Cyber threats are common these days. The risk is so high that the most powerful operating system, Linux, is not immune to it anymore. If you are using Linux for either running a personal server, deploying apps in the cloud, or managing infrastructure, then this guide is for you.
Not sure how? There’s good news for you. You have this simple checklist for minimize the risk.
Let me walk you through 7 practical steps you can take right now to secure your Linux systems, without becoming a security expert.
1. Regularly Update Your System
Do you know that old/discontinued software is most vulnerable to cyber-attacks?
Don’t invite hackers to take over your system by not patching your systems. apt, dnf, or yum are some goof package managers to keep your system up to date.
If possible, auto-updates are a good way to save time.

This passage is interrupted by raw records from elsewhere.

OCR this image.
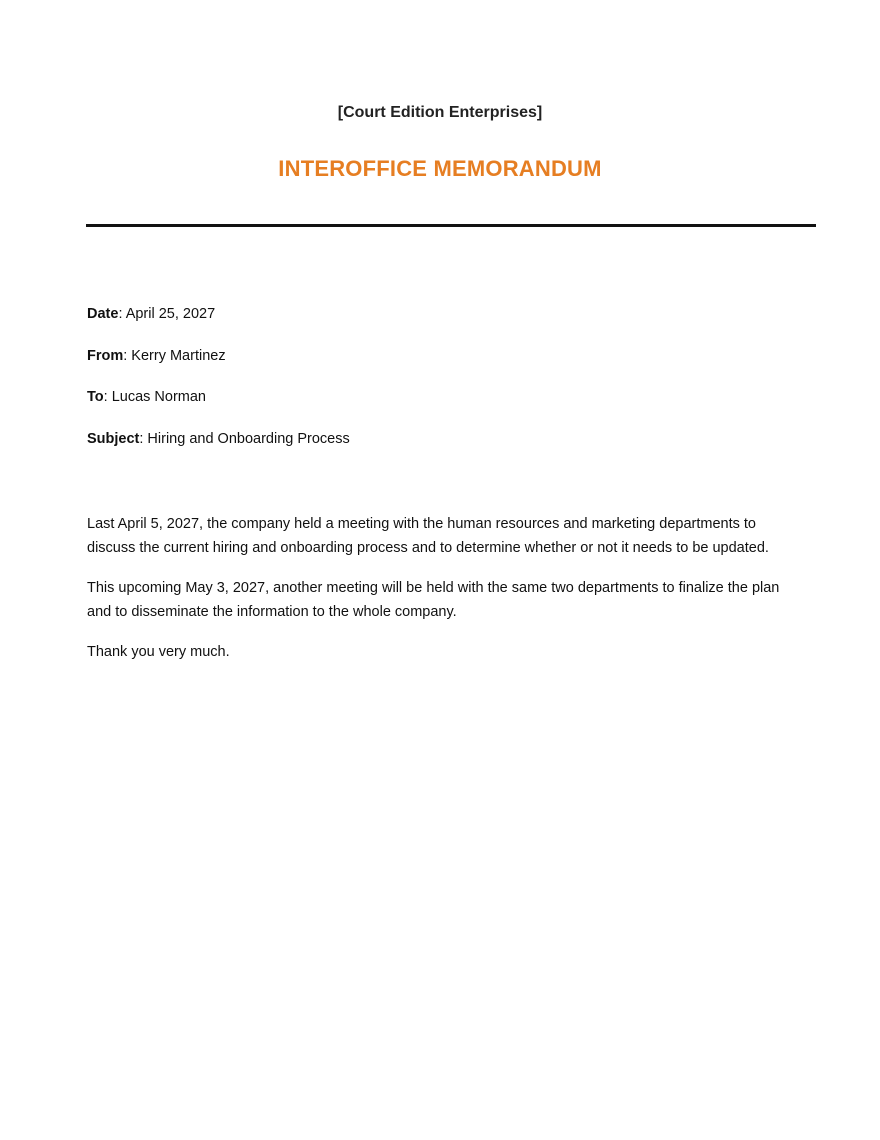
[Court Edition Enterprises]
INTEROFFICE MEMORANDUM
Date: April 25, 2027
From: Kerry Martinez
To: Lucas Norman
Subject: Hiring and Onboarding Process

Last April 5, 2027, the company held a meeting with the human resources and marketing departments to discuss the current hiring and onboarding process and to determine whether or not it needs to be updated.

This upcoming May 3, 2027, another meeting will be held with the same two departments to finalize the plan and to disseminate the information to the whole company.

Thank you very much.
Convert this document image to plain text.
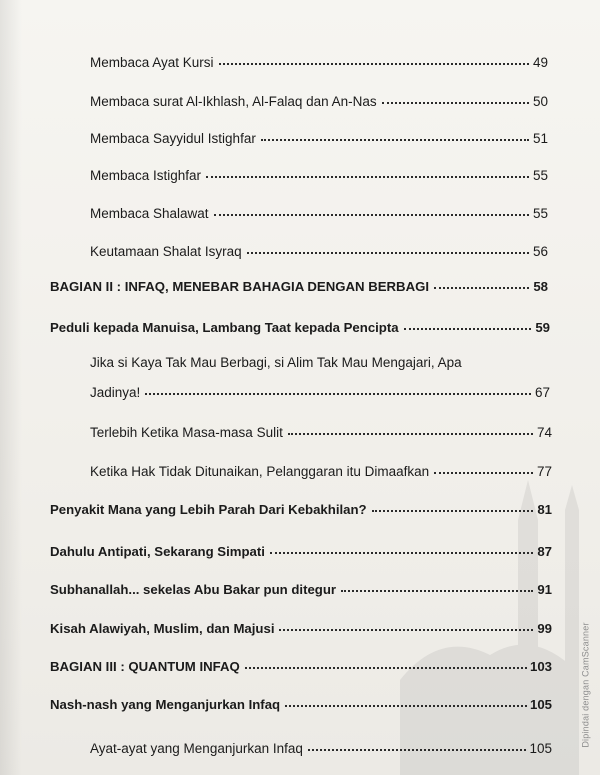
Membaca Ayat Kursi	49
Membaca surat Al-Ikhlash, Al-Falaq dan An-Nas	50
Membaca Sayyidul Istighfar	51
Membaca Istighfar	55
Membaca Shalawat	55
Keutamaan Shalat Isyraq	56
BAGIAN II : INFAQ, MENEBAR BAHAGIA DENGAN BERBAGI	58
Peduli kepada Manuisa, Lambang Taat kepada Pencipta	59
Jika si Kaya Tak Mau Berbagi, si Alim Tak Mau Mengajari, Apa
Jadinya!	67
Terlebih Ketika Masa-masa Sulit	74
Ketika Hak Tidak Ditunaikan, Pelanggaran itu Dimaafkan	77
Penyakit Mana yang Lebih Parah Dari Kebakhilan?	81
Dahulu Antipati, Sekarang Simpati	87
Subhanallah... sekelas Abu Bakar pun ditegur	91
Kisah Alawiyah, Muslim, dan Majusi	99
BAGIAN III : QUANTUM INFAQ	103
Nash-nash yang Menganjurkan Infaq	105
Ayat-ayat yang Menganjurkan Infaq	105
Dipindai dengan CamScanner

Tip: You can set a weekly cron job to remind yourself to run security updates.
2. Code Signing Certificates
If you’re distributing software or scripts (even internally), you should sign your code. You can use a trusted code signing certificate to make sure that your code stays tamper-proof and let the users know that it’s coming from you.

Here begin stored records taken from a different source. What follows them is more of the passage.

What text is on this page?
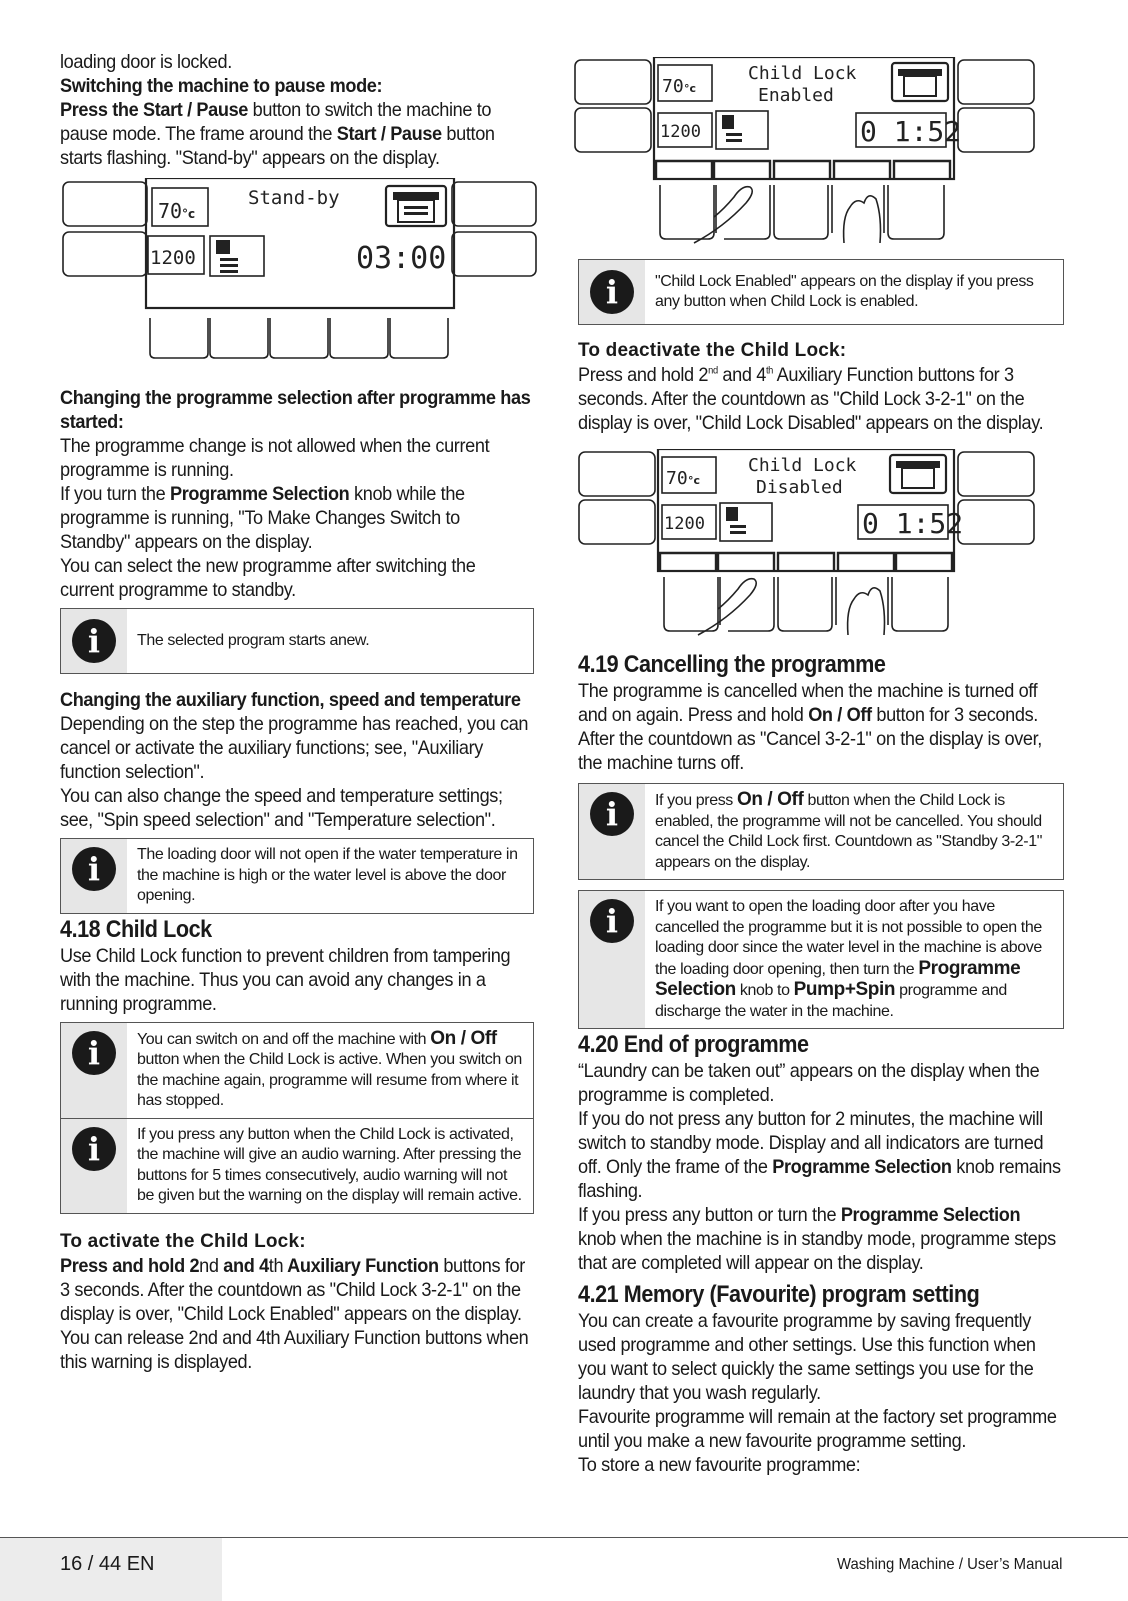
loading door is locked.

Switching the machine to pause mode:

Press the Start / Pause button to switch the machine to pause mode. The frame around the Start / Pause button starts flashing. "Stand-by" appears on the display.

70 °c
Stand-by
1200	03:00

Changing the programme selection after programme has started:

The programme change is not allowed when the current programme is running.

If you turn the Programme Selection knob while the programme is running, "To Make Changes Switch to Standby" appears on the display.

You can select the new programme after switching the current programme to standby.

i
The selected program starts anew.

Changing the auxiliary function, speed and temperature

Depending on the step the programme has reached, you can cancel or activate the auxiliary functions; see, "Auxiliary function selection".

You can also change the speed and temperature settings; see, "Spin speed selection" and "Temperature selection".

i
The loading door will not open if the water temperature in the machine is high or the water level is above the door opening.
4.18 Child Lock

Use Child Lock function to prevent children from tampering with the machine. Thus you can avoid any changes in a running programme.

i
You can switch on and off the machine with On / Off button when the Child Lock is active. When you switch on the machine again, programme will resume from where it has stopped.
i
If you press any button when the Child Lock is activated, the machine will give an audio warning. After pressing the buttons for 5 times consecutively, audio warning will not be given but the warning on the display will remain active.
To activate the Child Lock:

Press and hold 2nd and 4th Auxiliary Function buttons for 3 seconds. After the countdown as "Child Lock 3-2-1" on the display is over, "Child Lock Enabled" appears on the display. You can release 2nd and 4th Auxiliary Function buttons when this warning is displayed.

70 °c
Child Lock
Enabled
1200	0 1:52
i
"Child Lock Enabled" appears on the display if you press any button when Child Lock is enabled.
To deactivate the Child Lock:

Press and hold 2nd and 4th Auxiliary Function buttons for 3 seconds. After the countdown as "Child Lock 3-2-1" on the display is over, "Child Lock Disabled" appears on the display.

70 °c
Child Lock
Disabled
1200	0 1:52
4.19 Cancelling the programme

The programme is cancelled when the machine is turned off and on again. Press and hold On / Off button for 3 seconds. After the countdown as "Cancel 3-2-1" on the display is over, the machine turns off.

i
If you press On / Off button when the Child Lock is enabled, the programme will not be cancelled. You should cancel the Child Lock first. Countdown as "Standby 3-2-1" appears on the display.
i
If you want to open the loading door after you have cancelled the programme but it is not possible to open the loading door since the water level in the machine is above the loading door opening, then turn the Programme Selection knob to Pump+Spin programme and discharge the water in the machine.
4.20 End of programme

“Laundry can be taken out” appears on the display when the programme is completed.

If you do not press any button for 2 minutes, the machine will switch to standby mode. Display and all indicators are turned off. Only the frame of the Programme Selection knob remains flashing.

If you press any button or turn the Programme Selection knob when the machine is in standby mode, programme steps that are completed will appear on the display.

4.21 Memory (Favourite) program setting

You can create a favourite programme by saving frequently used programme and other settings. Use this function when you want to select quickly the same settings you use for the laundry that you wash regularly.

Favourite programme will remain at the factory set programme until you make a new favourite programme setting.

To store a new favourite programme:

16 / 44 EN	Washing Machine / User’s Manual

You can even go one step further by using an Extended Validation (EV) Code Signing. It follows a stricter verification process but it’s worth it as you get to enjoy many perks such as kernel mode changes. This is helpful when distributing Linux binaries, drivers, or shell scripts.

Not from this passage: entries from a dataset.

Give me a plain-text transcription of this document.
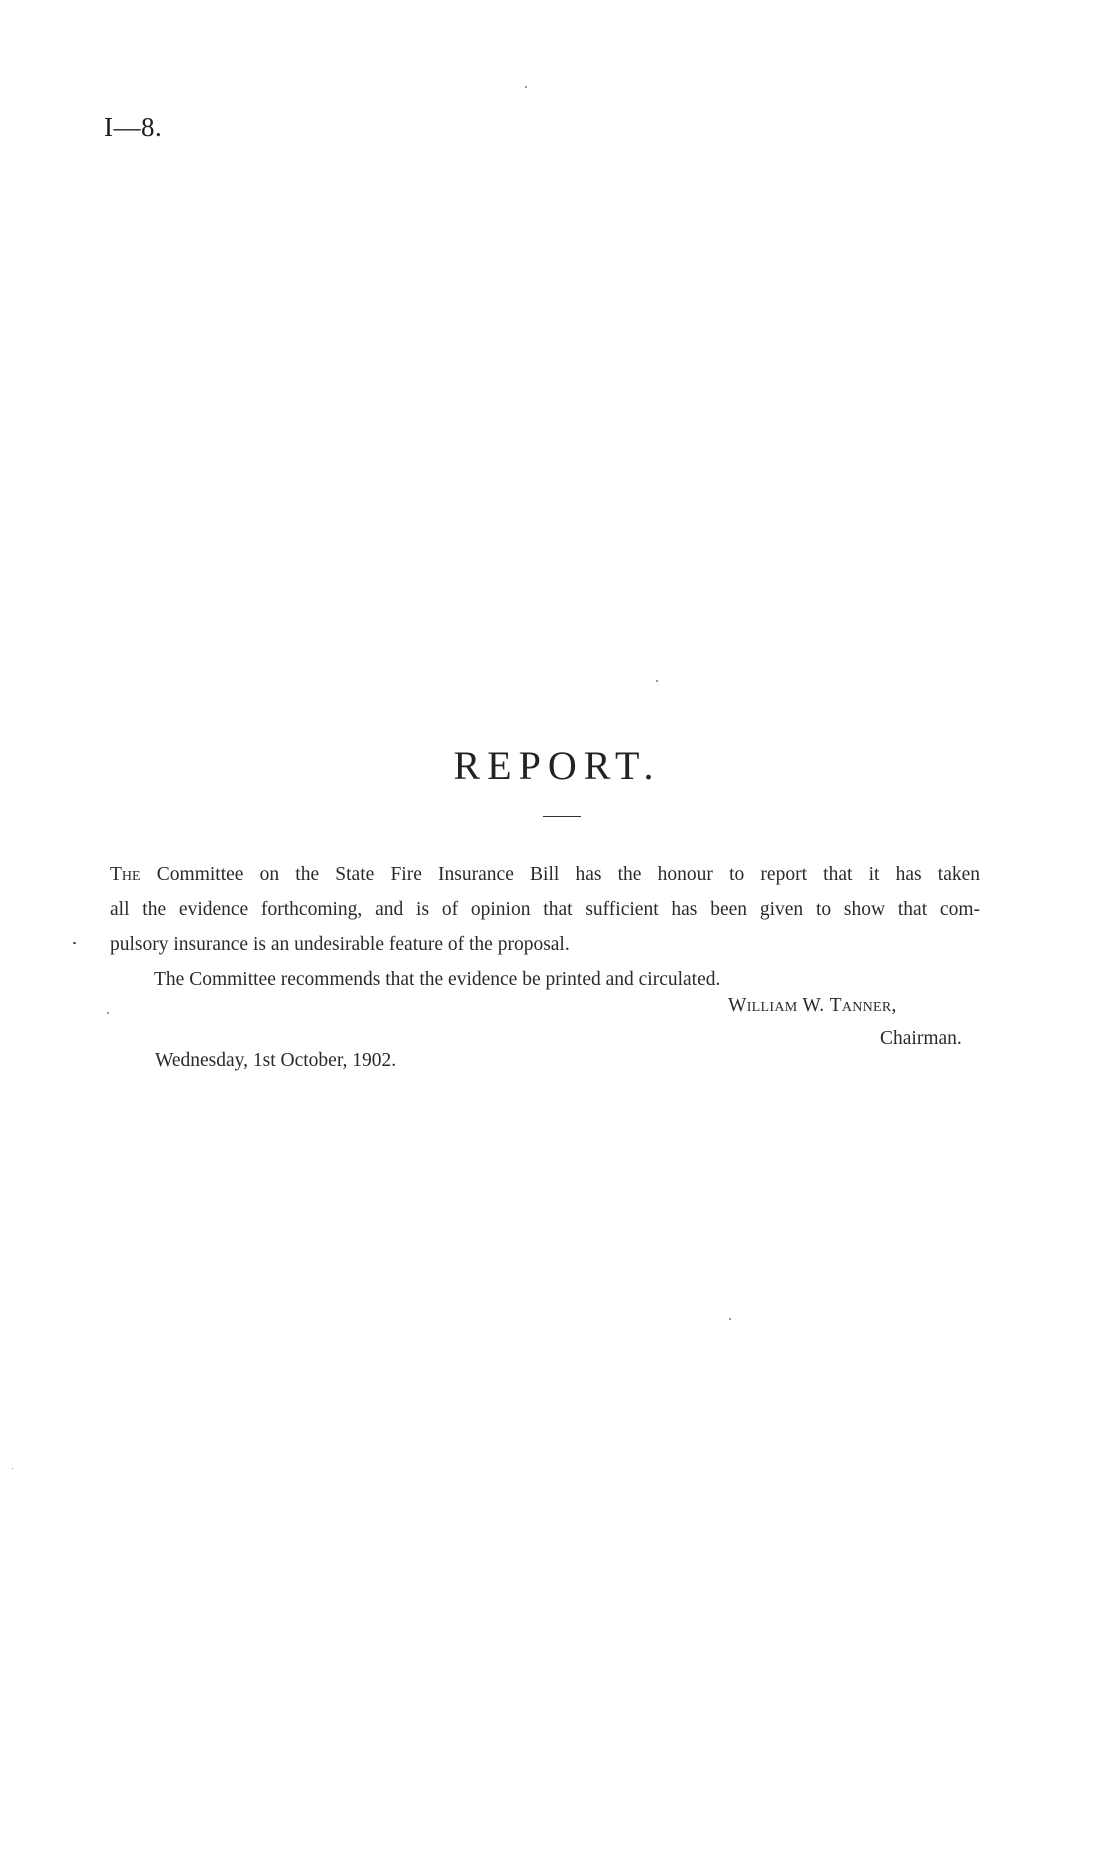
I—8.
REPORT.
The Committee on the State Fire Insurance Bill has the honour to report that it has taken
all the evidence forthcoming, and is of opinion that sufficient has been given to show that com-
pulsory insurance is an undesirable feature of the proposal.

The Committee recommends that the evidence be printed and circulated.

William W. Tanner,
Chairman.
Wednesday, 1st October, 1902.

Note: Unlike Windows, Code signing is not mandatory for the Linux environment; however, signing your code and safeguarding your users is worth it, right?
Learn how to verify the digital signature of a File in Linux.
3. SSH Authentication
Are you still logging in using passwords? Well, now you need to change that. There is a thing called SSH key pairs. Secure and much harder to brute-force.
Also, disable root login over SSH. Let users log in as themselves.
Use sudo when needed.
4. Minimalism
Every single package or service you install adds up risk. This doesn’t mean you should not try new apps. The point is to keep track of what is useful and what is just filling up space. You can disable or remove programs like Apache, PostgreSQL, or FTP. This will not only reduce your attack surface but also frees up system resources.
5. Firewall
Firewalls aren’t just for enterprise networks. Even test server should use it. ufw (Uncomplicated Firewall) and firewalld are some good tools. It will make access to essential services easier and block spam.
You can start with a default deny rule, then gradually allow other things, like SSH, HTTP, or HTTPS.
6. Monitor File Changes
Hackers can sneak malicious scripts into your system when you are not looking. Tools like AIDE (Advanced Intrusion Detection Environment) or Tripwire are specially made to tackle this threat by keeping track of unauthorized file modifications. This will minimize the damage in the case of sudden unexpected changes.
7. Enable AppArmor or SELinux
Systems like AppArmor and SELinux are Mandatory Access Control (MAC). It is used for managing what applications can do (even when they’re compromised). This adds an extra layer of protection to your system. Initial set-up is little tricky, but the security benefits are worth the effort.
8. Use Full Disk Encryption (FDE)
In the event of data breach, disk encryption can be a life savior. This is like, hackers have the data, but they can’t use it.
You can use tools like LUKS or dm-crypt for FDE.
Bonus Tip
Never allow full access of your system to every user or script. e.g. Your web server doesn’t need write access to system folders, and your deployment tool, root. The simple practice of assigning permissions carefully will reduce the risk of system hijacking.
Tip: Using groups, roles, and ACLs (Access Control Lists) is good practice.
Last Notes
Linux is known as the most secure open-source operating system out there, but that doesn’t make it un-hackable. A small vulnerability is enough for attackers to hijack your system.
Remember, outdated systems are the most vulnerable ones, so keep up with the latest developments. Take this message as your starting point to ensure a safe dev environment for yourself.